Je n'en doute pas, elle est tellement attendue !
Se posent des questions de recrutement, de formation, d'attractivité, de fidélisation. Quand on devient commissaire de police, c'est d'abord pour exercer ses fonctions au contact du terrain et des réalités quotidiennes de la sécurité des Français. Pouvoir être chef d'une circonscription aussi importante que celle de Cherbourg en sortie d'école est une opportunité formidable.
Il faut également inciter les commissaires de police à ne pas quitter leur affectation au bout de deux ans : ce délai est trop court. Certaines circonscriptions voient tourner des commissaires qui ne sont que de passage.

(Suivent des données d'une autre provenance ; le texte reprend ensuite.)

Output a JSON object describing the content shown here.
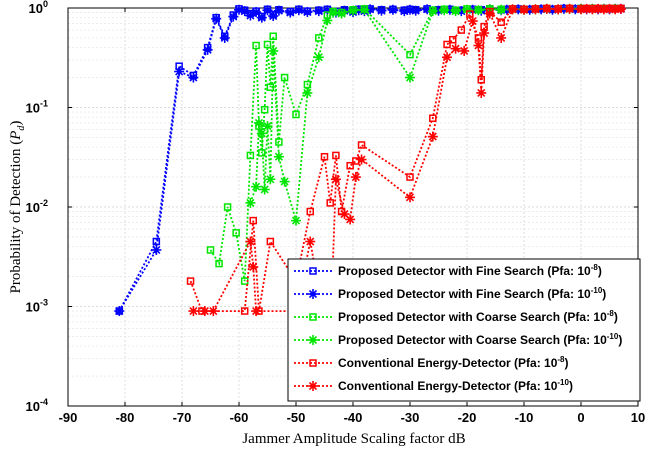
{
  "chart_data": {
    "type": "line",
    "xlabel": "Jammer Amplitude Scaling factor dB",
    "ylabel_main": "Probability of Detection (",
    "ylabel_sym": "P",
    "ylabel_sub": "d",
    "ylabel_end": ")",
    "x_scale": "linear",
    "y_scale": "log",
    "xlim": [
      -90,
      10
    ],
    "ylim": [
      0.0001,
      1
    ],
    "grid": true,
    "legend_position": "bottom-right",
    "x_ticks": [
      "-90",
      "-80",
      "-70",
      "-60",
      "-50",
      "-40",
      "-30",
      "-20",
      "-10",
      "0",
      "10"
    ],
    "y_ticks": [
      {
        "base": "10",
        "exp": "0"
      },
      {
        "base": "10",
        "exp": "-1"
      },
      {
        "base": "10",
        "exp": "-2"
      },
      {
        "base": "10",
        "exp": "-3"
      },
      {
        "base": "10",
        "exp": "-4"
      }
    ],
    "series": [
      {
        "name": "Proposed Detector with Fine Search (Pfa: ",
        "pfa_exp": "-8",
        "color": "#0000ff",
        "marker": "square",
        "x": [
          -81,
          -74.5,
          -70.5,
          -68,
          -65.5,
          -64,
          -62.5,
          -61,
          -60,
          -59,
          -58,
          -57,
          -56,
          -55,
          -54,
          -53,
          -51,
          -49.5,
          -48,
          -46,
          -44.5,
          -43,
          -41.5,
          -40,
          -39,
          -38,
          -37,
          -35,
          -33,
          -31,
          -30,
          -29,
          -27,
          -25,
          -23,
          -21,
          -19,
          -17.5,
          -16,
          -14,
          -13,
          -11,
          -9,
          -7,
          -5,
          -3,
          -1,
          0,
          1,
          2,
          3,
          4,
          5,
          6,
          7
        ],
        "y": [
          0.0009,
          0.0045,
          0.26,
          0.21,
          0.4,
          0.8,
          0.52,
          0.85,
          0.98,
          0.95,
          0.88,
          0.93,
          0.82,
          0.97,
          0.86,
          0.96,
          0.92,
          0.97,
          0.93,
          0.95,
          0.97,
          0.92,
          0.96,
          0.93,
          0.97,
          0.95,
          0.98,
          0.96,
          0.97,
          0.95,
          0.97,
          0.96,
          0.98,
          0.96,
          0.97,
          0.95,
          0.97,
          0.96,
          0.98,
          0.96,
          0.97,
          0.98,
          0.97,
          0.98,
          0.97,
          0.99,
          0.98,
          0.99,
          0.98,
          0.99,
          0.98,
          0.99,
          0.98,
          0.99,
          0.99
        ]
      },
      {
        "name": "Proposed Detector with Fine Search (Pfa: ",
        "pfa_exp": "-10",
        "color": "#0000ff",
        "marker": "star",
        "x": [
          -81,
          -74.5,
          -70.5,
          -68,
          -65.5,
          -64,
          -62.5,
          -61,
          -60,
          -59,
          -58,
          -57,
          -56,
          -55,
          -54,
          -53,
          -51,
          -49.5,
          -48,
          -46,
          -44.5,
          -43,
          -41.5,
          -40,
          -39,
          -38,
          -37,
          -35,
          -33,
          -31,
          -30,
          -29,
          -27,
          -25,
          -23,
          -21,
          -19,
          -17.5,
          -16,
          -14,
          -13,
          -11,
          -9,
          -7,
          -5,
          -3,
          -1,
          0,
          1,
          2,
          3,
          4,
          5,
          6,
          7
        ],
        "y": [
          0.0009,
          0.0037,
          0.23,
          0.2,
          0.38,
          0.78,
          0.5,
          0.82,
          0.96,
          0.93,
          0.84,
          0.91,
          0.8,
          0.95,
          0.83,
          0.94,
          0.9,
          0.95,
          0.91,
          0.93,
          0.95,
          0.9,
          0.94,
          0.91,
          0.95,
          0.93,
          0.97,
          0.94,
          0.96,
          0.93,
          0.96,
          0.94,
          0.97,
          0.94,
          0.96,
          0.93,
          0.96,
          0.94,
          0.97,
          0.95,
          0.96,
          0.97,
          0.96,
          0.97,
          0.96,
          0.98,
          0.97,
          0.98,
          0.97,
          0.98,
          0.97,
          0.98,
          0.97,
          0.98,
          0.98
        ]
      },
      {
        "name": "Proposed Detector with Coarse Search (Pfa: ",
        "pfa_exp": "-8",
        "color": "#00e600",
        "marker": "square",
        "x": [
          -65,
          -63.5,
          -62,
          -60.5,
          -59,
          -58,
          -57,
          -56.5,
          -56,
          -55.5,
          -55,
          -54.5,
          -54,
          -53,
          -52,
          -50,
          -48,
          -46,
          -44.5,
          -43.5,
          -42,
          -40,
          -38,
          -30,
          -26,
          -24,
          -22,
          -20,
          -18,
          -16,
          -14,
          -12,
          -10,
          -8,
          -6,
          -4,
          -2,
          0,
          2,
          4,
          6
        ],
        "y": [
          0.0037,
          0.0027,
          0.01,
          0.0055,
          0.0018,
          0.033,
          0.42,
          0.065,
          0.035,
          0.095,
          0.43,
          0.16,
          0.52,
          0.045,
          0.2,
          0.085,
          0.17,
          0.5,
          0.85,
          0.92,
          0.9,
          0.96,
          0.98,
          0.34,
          0.95,
          0.97,
          0.95,
          0.98,
          0.96,
          0.98,
          0.97,
          0.98,
          0.97,
          0.98,
          0.99,
          0.98,
          0.99,
          0.99,
          0.99,
          0.99,
          0.99
        ]
      },
      {
        "name": "Proposed Detector with Coarse Search (Pfa: ",
        "pfa_exp": "-10",
        "color": "#00e600",
        "marker": "star",
        "x": [
          -58,
          -57,
          -56.5,
          -56,
          -55.5,
          -55,
          -54.5,
          -54,
          -53,
          -52,
          -50,
          -48,
          -46,
          -44.5,
          -43.5,
          -42,
          -40,
          -38,
          -30,
          -26,
          -24,
          -22,
          -20,
          -18,
          -16,
          -14,
          -12,
          -10,
          -8,
          -6,
          -4,
          -2,
          0,
          2,
          4,
          6
        ],
        "y": [
          0.011,
          0.016,
          0.07,
          0.055,
          0.015,
          0.065,
          0.019,
          0.37,
          0.032,
          0.018,
          0.0073,
          0.14,
          0.32,
          0.75,
          0.9,
          0.88,
          0.94,
          0.96,
          0.2,
          0.93,
          0.95,
          0.93,
          0.96,
          0.95,
          0.97,
          0.96,
          0.97,
          0.96,
          0.97,
          0.98,
          0.97,
          0.98,
          0.98,
          0.98,
          0.98,
          0.98
        ]
      },
      {
        "name": "Conventional Energy-Detector (Pfa: ",
        "pfa_exp": "-8",
        "color": "#ff0000",
        "marker": "square",
        "x": [
          -68.5,
          -66.5,
          -59,
          -57.5,
          -56.5,
          -54.5,
          -50,
          -47.5,
          -45,
          -44,
          -43,
          -42,
          -40.5,
          -39.5,
          -38.5,
          -30,
          -26,
          -23.5,
          -22.5,
          -21,
          -19.5,
          -18,
          -17.5,
          -17,
          -16,
          -14,
          -12,
          -10,
          -8,
          -6,
          -4,
          -2,
          0,
          1,
          2,
          3,
          4,
          5,
          6,
          7
        ],
        "y": [
          0.0018,
          0.0009,
          0.0009,
          0.0073,
          0.0009,
          0.0045,
          0.0018,
          0.009,
          0.032,
          0.011,
          0.033,
          0.009,
          0.026,
          0.029,
          0.042,
          0.02,
          0.078,
          0.43,
          0.48,
          0.6,
          0.87,
          0.5,
          0.19,
          0.65,
          0.92,
          0.72,
          0.98,
          0.97,
          0.98,
          0.99,
          0.98,
          0.99,
          0.98,
          0.99,
          0.98,
          0.99,
          0.98,
          0.99,
          0.98,
          0.99
        ]
      },
      {
        "name": "Conventional Energy-Detector (Pfa: ",
        "pfa_exp": "-10",
        "color": "#ff0000",
        "marker": "star",
        "x": [
          -68,
          -66,
          -64.5,
          -58,
          -57.5,
          -57,
          -50,
          -47.5,
          -45,
          -44,
          -43,
          -41.5,
          -40.5,
          -39.5,
          -38.5,
          -30,
          -26,
          -23.5,
          -22,
          -20.5,
          -19,
          -18,
          -17.5,
          -17,
          -16,
          -14,
          -12,
          -10,
          -8,
          -6,
          -4,
          -2,
          0,
          1,
          2,
          3,
          4,
          5,
          6,
          7
        ],
        "y": [
          0.0009,
          0.0009,
          0.0009,
          0.0045,
          0.0025,
          0.0009,
          0.0009,
          0.0045,
          0.0007,
          0.0005,
          0.019,
          0.0085,
          0.0075,
          0.02,
          0.03,
          0.0125,
          0.051,
          0.32,
          0.39,
          0.37,
          0.74,
          0.42,
          0.14,
          0.56,
          0.88,
          0.5,
          0.97,
          0.96,
          0.97,
          0.98,
          0.97,
          0.98,
          0.97,
          0.98,
          0.97,
          0.98,
          0.97,
          0.98,
          0.97,
          0.98
        ]
      }
    ]
  }
}
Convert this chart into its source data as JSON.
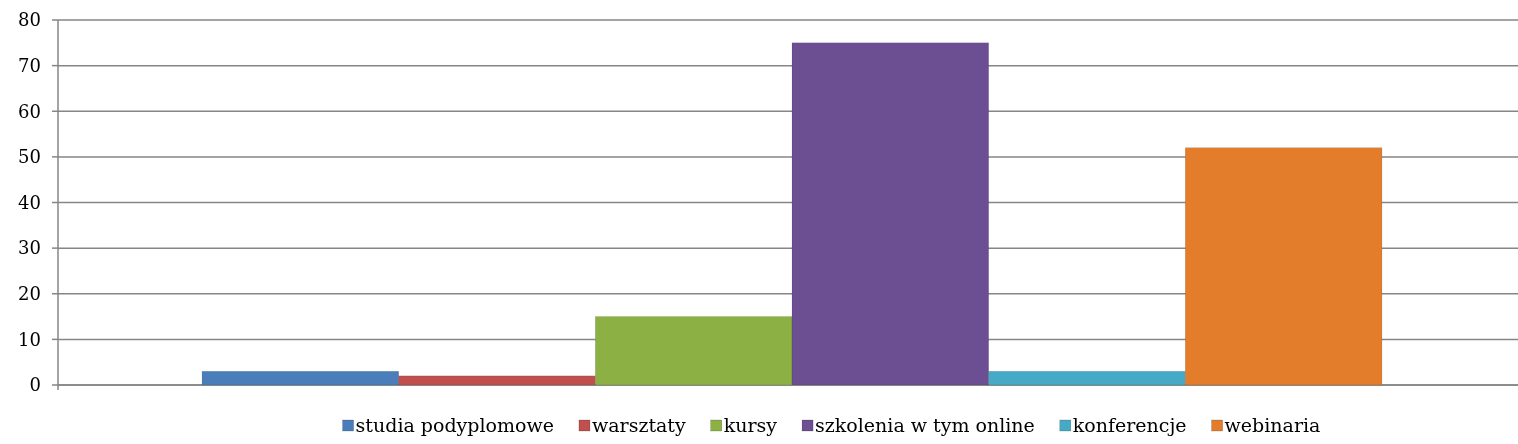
{
  "chart_data": {
    "type": "bar",
    "categories": [
      null
    ],
    "series": [
      {
        "name": "studia podyplomowe",
        "color": "#4a7ebb",
        "values": [
          3
        ]
      },
      {
        "name": "warsztaty",
        "color": "#c0504d",
        "values": [
          2
        ]
      },
      {
        "name": "kursy",
        "color": "#8cb043",
        "values": [
          15
        ]
      },
      {
        "name": "szkolenia w tym online",
        "color": "#6c4f93",
        "values": [
          75
        ]
      },
      {
        "name": "konferencje",
        "color": "#46aac6",
        "values": [
          3
        ]
      },
      {
        "name": "webinaria",
        "color": "#e37c2b",
        "values": [
          52
        ]
      }
    ],
    "ylim": [
      0,
      80
    ],
    "yticks": [
      0,
      10,
      20,
      30,
      40,
      50,
      60,
      70,
      80
    ],
    "grid": "y",
    "legend": "bottom"
  }
}
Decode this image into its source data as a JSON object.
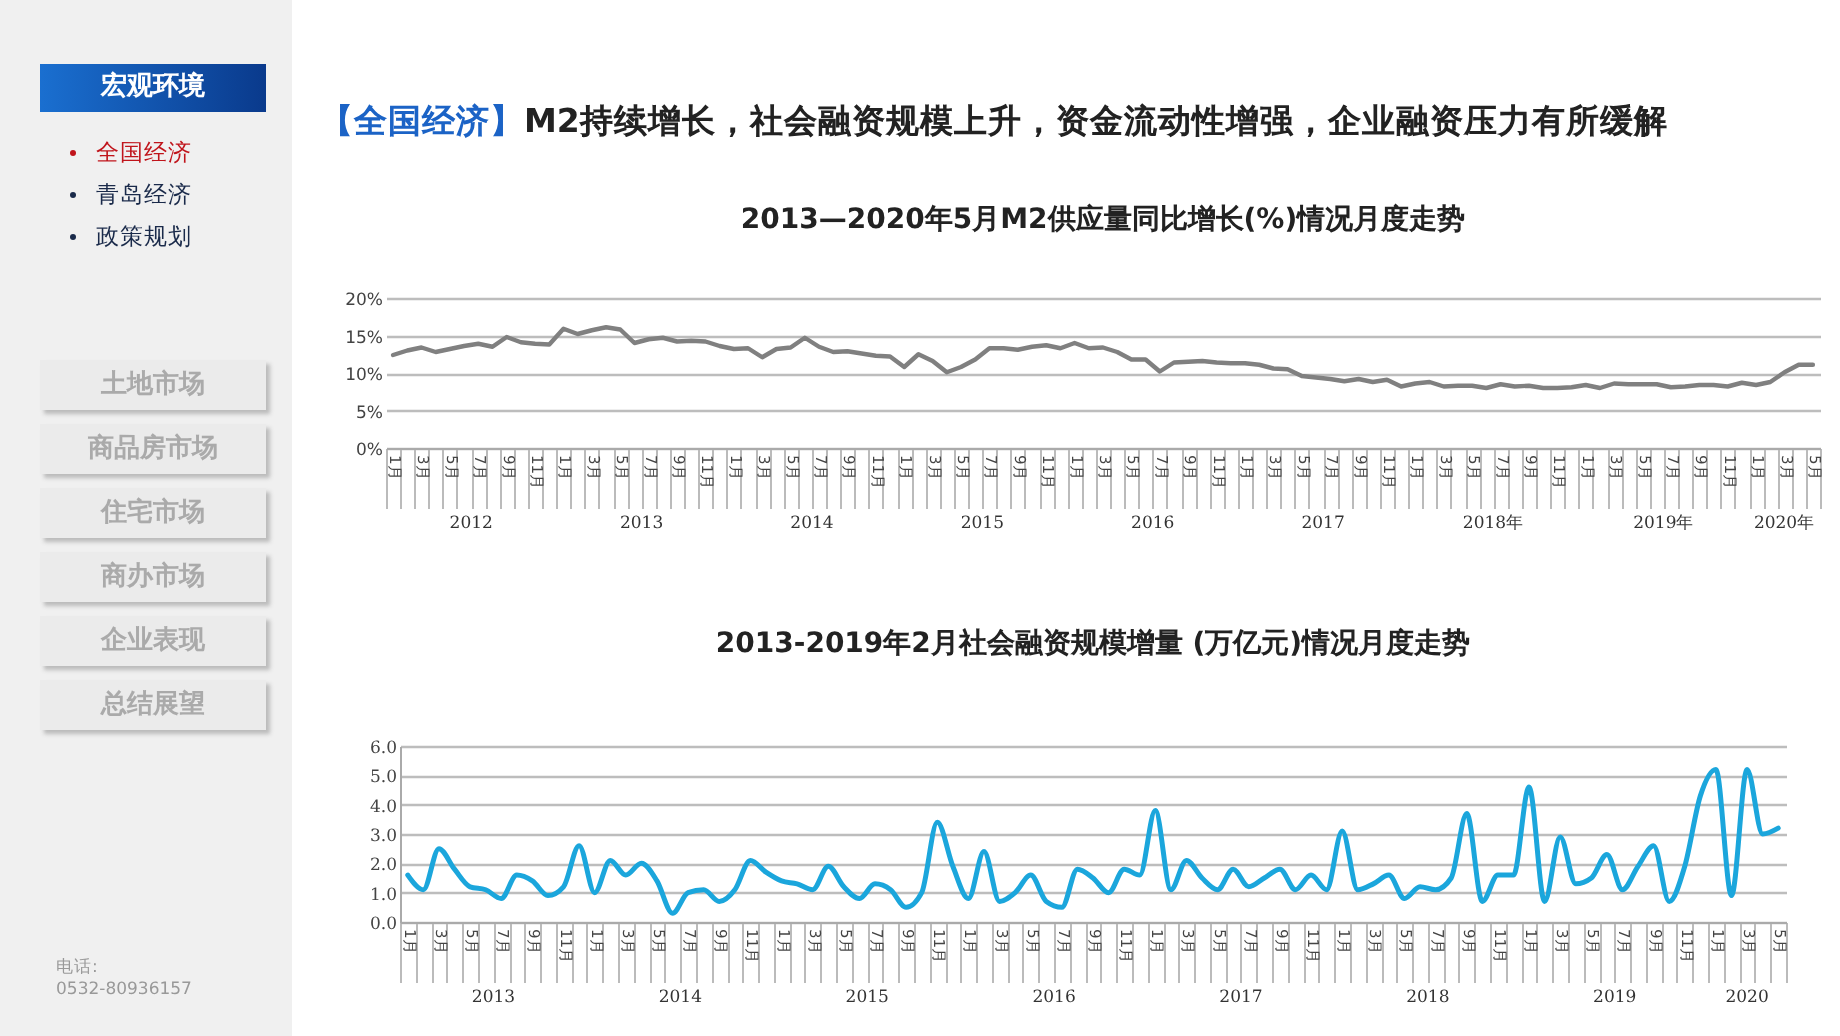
{
  "chart_data": [
    {
      "type": "other",
      "title": "【全国经济】",
      "subtitle": "M2持续增长，社会融资规模上升，资金流动性增强，企业融资压力有所缓解",
      "annotations": [
        "宏观环境",
        "全国经济",
        "青岛经济",
        "政策规划",
        "土地市场",
        "商品房市场",
        "住宅市场",
        "商办市场",
        "企业表现",
        "总结展望",
        "电话:",
        "0532-80936157"
      ]
    },
    {
      "type": "line",
      "title": "2013—2020年5月M2供应量同比增长(%)情况月度走势",
      "categories": [
        "1月",
        null,
        "3月",
        null,
        "5月",
        null,
        "7月",
        null,
        "9月",
        null,
        "11月",
        null,
        "1月",
        null,
        "3月",
        null,
        "5月",
        null,
        "7月",
        null,
        "9月",
        null,
        "11月",
        null,
        "1月",
        null,
        "3月",
        null,
        "5月",
        null,
        "7月",
        null,
        "9月",
        null,
        "11月",
        null,
        "1月",
        null,
        "3月",
        null,
        "5月",
        null,
        "7月",
        null,
        "9月",
        null,
        "11月",
        null,
        "1月",
        null,
        "3月",
        null,
        "5月",
        null,
        "7月",
        null,
        "9月",
        null,
        "11月",
        null,
        "1月",
        null,
        "3月",
        null,
        "5月",
        null,
        "7月",
        null,
        "9月",
        null,
        "11月",
        null,
        "1月",
        null,
        "3月",
        null,
        "5月",
        null,
        "7月",
        null,
        "9月",
        null,
        "11月",
        null,
        "1月",
        null,
        "3月",
        null,
        "5月",
        null,
        "7月",
        null,
        "9月",
        null,
        "11月",
        null,
        "1月",
        null,
        "3月",
        null,
        "5月"
      ],
      "series": [
        {
          "color": "#808080",
          "values": [
            12.4,
            13.0,
            13.4,
            12.8,
            13.2,
            13.6,
            13.9,
            13.5,
            14.8,
            14.1,
            13.9,
            13.8,
            15.9,
            15.2,
            15.7,
            16.1,
            15.8,
            14.0,
            14.5,
            14.7,
            14.2,
            14.3,
            14.2,
            13.6,
            13.2,
            13.3,
            12.1,
            13.2,
            13.4,
            14.7,
            13.5,
            12.8,
            12.9,
            12.6,
            12.3,
            12.2,
            10.8,
            12.5,
            11.6,
            10.1,
            10.8,
            11.8,
            13.3,
            13.3,
            13.1,
            13.5,
            13.7,
            13.3,
            14.0,
            13.3,
            13.4,
            12.8,
            11.8,
            11.8,
            10.2,
            11.4,
            11.5,
            11.6,
            11.4,
            11.3,
            11.3,
            11.1,
            10.6,
            10.5,
            9.6,
            9.4,
            9.2,
            8.9,
            9.2,
            8.8,
            9.1,
            8.2,
            8.6,
            8.8,
            8.2,
            8.3,
            8.3,
            8.0,
            8.5,
            8.2,
            8.3,
            8.0,
            8.0,
            8.1,
            8.4,
            8.0,
            8.6,
            8.5,
            8.5,
            8.5,
            8.1,
            8.2,
            8.4,
            8.4,
            8.2,
            8.7,
            8.4,
            8.8,
            10.1,
            11.1,
            11.1
          ]
        }
      ],
      "ylim": [
        0,
        20
      ],
      "yticks": [
        {
          "value": 0,
          "label": "0%"
        },
        {
          "value": 5,
          "label": "5%"
        },
        {
          "value": 10,
          "label": "10%"
        },
        {
          "value": 15,
          "label": "15%"
        },
        {
          "value": 20,
          "label": "20%"
        }
      ],
      "grid": "y",
      "annotations": [
        "2012",
        "2013",
        "2014",
        "2015",
        "2016",
        "2017",
        "2018年",
        "2019年",
        "2020年"
      ]
    },
    {
      "type": "line",
      "title": "2013-2019年2月社会融资规模增量 (万亿元)情况月度走势",
      "categories": [
        "1月",
        null,
        "3月",
        null,
        "5月",
        null,
        "7月",
        null,
        "9月",
        null,
        "11月",
        null,
        "1月",
        null,
        "3月",
        null,
        "5月",
        null,
        "7月",
        null,
        "9月",
        null,
        "11月",
        null,
        "1月",
        null,
        "3月",
        null,
        "5月",
        null,
        "7月",
        null,
        "9月",
        null,
        "11月",
        null,
        "1月",
        null,
        "3月",
        null,
        "5月",
        null,
        "7月",
        null,
        "9月",
        null,
        "11月",
        null,
        "1月",
        null,
        "3月",
        null,
        "5月",
        null,
        "7月",
        null,
        "9月",
        null,
        "11月",
        null,
        "1月",
        null,
        "3月",
        null,
        "5月",
        null,
        "7月",
        null,
        "9月",
        null,
        "11月",
        null,
        "1月",
        null,
        "3月",
        null,
        "5月",
        null,
        "7月",
        null,
        "9月",
        null,
        "11月",
        null,
        "1月",
        null,
        "3月",
        null,
        "5月"
      ],
      "series": [
        {
          "color": "#1ba6dc",
          "values": [
            1.6,
            1.1,
            2.5,
            1.8,
            1.2,
            1.1,
            0.8,
            1.6,
            1.4,
            0.9,
            1.2,
            2.6,
            1.0,
            2.1,
            1.6,
            2.0,
            1.4,
            0.3,
            1.0,
            1.1,
            0.7,
            1.1,
            2.1,
            1.7,
            1.4,
            1.3,
            1.1,
            1.9,
            1.2,
            0.8,
            1.3,
            1.1,
            0.5,
            1.0,
            3.4,
            1.9,
            0.8,
            2.4,
            0.7,
            1.0,
            1.6,
            0.7,
            0.5,
            1.8,
            1.5,
            1.0,
            1.8,
            1.6,
            3.8,
            1.1,
            2.1,
            1.5,
            1.1,
            1.8,
            1.2,
            1.5,
            1.8,
            1.1,
            1.6,
            1.1,
            3.1,
            1.1,
            1.3,
            1.6,
            0.8,
            1.2,
            1.1,
            1.5,
            3.7,
            0.7,
            1.6,
            1.6,
            4.6,
            0.7,
            2.9,
            1.3,
            1.5,
            2.3,
            1.1,
            1.9,
            2.6,
            0.7,
            1.9,
            4.3,
            5.2,
            0.9,
            5.2,
            3.0,
            3.2
          ]
        }
      ],
      "ylim": [
        0,
        6
      ],
      "yticks": [
        {
          "value": 0,
          "label": "0.0"
        },
        {
          "value": 1,
          "label": "1.0"
        },
        {
          "value": 2,
          "label": "2.0"
        },
        {
          "value": 3,
          "label": "3.0"
        },
        {
          "value": 4,
          "label": "4.0"
        },
        {
          "value": 5,
          "label": "5.0"
        },
        {
          "value": 6,
          "label": "6.0"
        }
      ],
      "grid": "y",
      "annotations": [
        "2013",
        "2014",
        "2015",
        "2016",
        "2017",
        "2018",
        "2019",
        "2020"
      ]
    }
  ]
}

Vous avez étendu votre question à la revendication plus large d'avoir un corps unique, plutôt portée par les organisations syndicales d'officiers que par celles des commissaires. Le ministre de l'intérieur a demandé qu'on conduise en 2020 une réflexion approfondie sur la question du management et du commandement dans la police. À titre personnel, je suis très attaché à la présence des trois corps - chacun a une fonction bien précise. Il existe des passerelles internes qui permettent à des gardiens de la paix de devenir officiers, à des officiers de police de devenir commissaires de police, pour une part qui représente à chaque fois la moitié des recrutements. C'est un ascenseur hiérarchique important, qui produit ses effets. Les gradés ont un rôle d'encadrement bien précis, les officiers en ont un aussi et les commissaires en ont un autre.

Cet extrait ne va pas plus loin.